David Bazemore

Proving once again that for the truly fearless, nothing is impossible, the 2017 Ojai Music Festival effectively erased the boundaries among jazz, classical, traditional Indian music, and more over the course of four sound-packed days in and around Libbey Bowl. Thursday evening’s performances focused first on Music Director Vijay Iyer’s skill as a composer, with two pieces for orchestra, one involving Iyer’s own jazz trio as a musical foil and the other introducing the brilliant violinist Jennifer Koh in a composition titled “Trouble” that could be considered Iyer’s answer to the concerto tradition. Then, after a short break, Iyer returned to the stage with longtime friend and collaborator Wadada Leo Smith for a breathtaking series of duets employing piano, Fender Rhodes, and electronics in counterpoint to Smith’s trumpet. The abstract yet hypnotic sound these two achieve together sent the audience home transported to another dimension even as Smith, who was severely dehydrated and felt faint following the set, was transported to the hospital. After some attention there, he was fine and able to participate in the rest of the weekend without further incident.
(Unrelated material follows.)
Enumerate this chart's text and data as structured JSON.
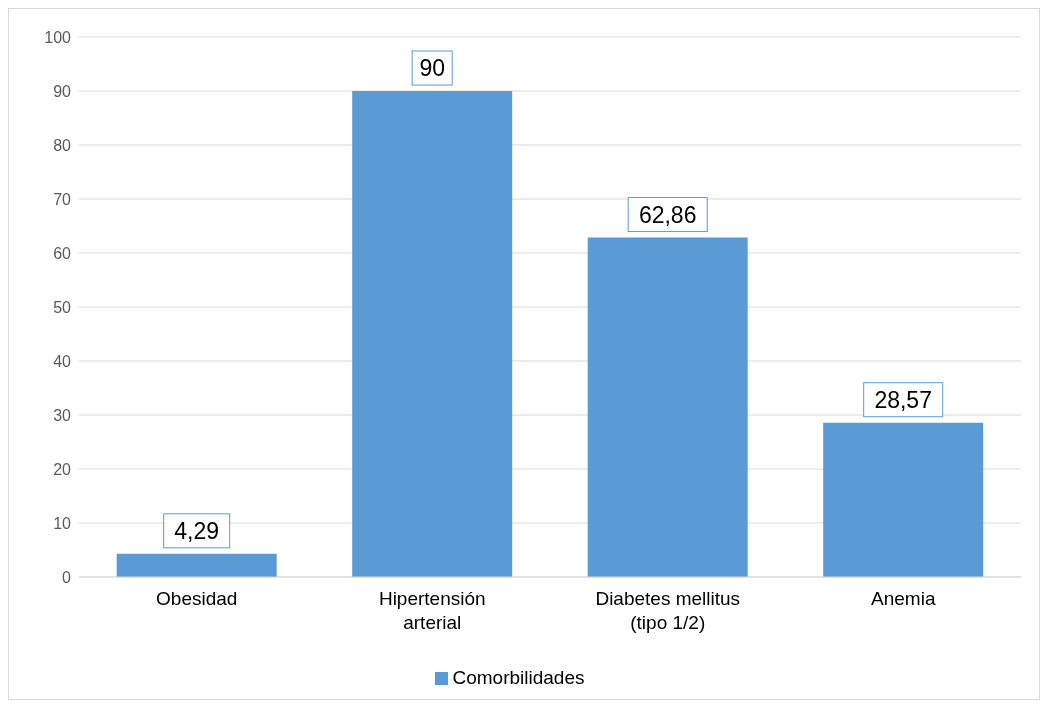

Friday evening’s 8 p.m. concert was devoted to the West Coast premiere of Afterword, an opera by George Lewis about the formation of the Association for the Advancement of Creative Musicians (AACM). Written in a contemporary classical idiom, the piece tells an uplifting story of collective resistance leading to creative expression and aesthetic validation. Singers Joelle Lamarre, Gwendolyn Brown, and Julian Terrell Otis brought the ideas and vision of the founders of the AACM, several of whom were in the audience, brilliantly to life. Steven Schick conducted the International Contemporary Ensemble with splendid vigor, drawing deeper meaning out of such lines as “Those who survived the cotton fields of death had no idea at first / How long it takes to come into your own.” Saturday’s late-night offering of Yet Unheard, a chamber opera by New Orleans–based composer Courtney Bryan, demonstrated that Lewis’s breakthrough piece was no fluke — more great African-American opera awaits in our musical future.

When Iyer and his close collaborator Rudresh Mahanthappa took the stage on Sunday afternoon with Zakir Hussain and Aruna Sairam, it was to cement the implicit connection between post-Coltrane improvisation and the traditional music of India that influenced it. Drawing equally on the jazz and Indian idioms, the group produced an intricate music that delivered immediate, earthy pleasure. Iyer has mastered so many musical forms that for him the boundaries among them have simply ceased to exist. May the roads he travels in sound be open to many more musicians in his wake.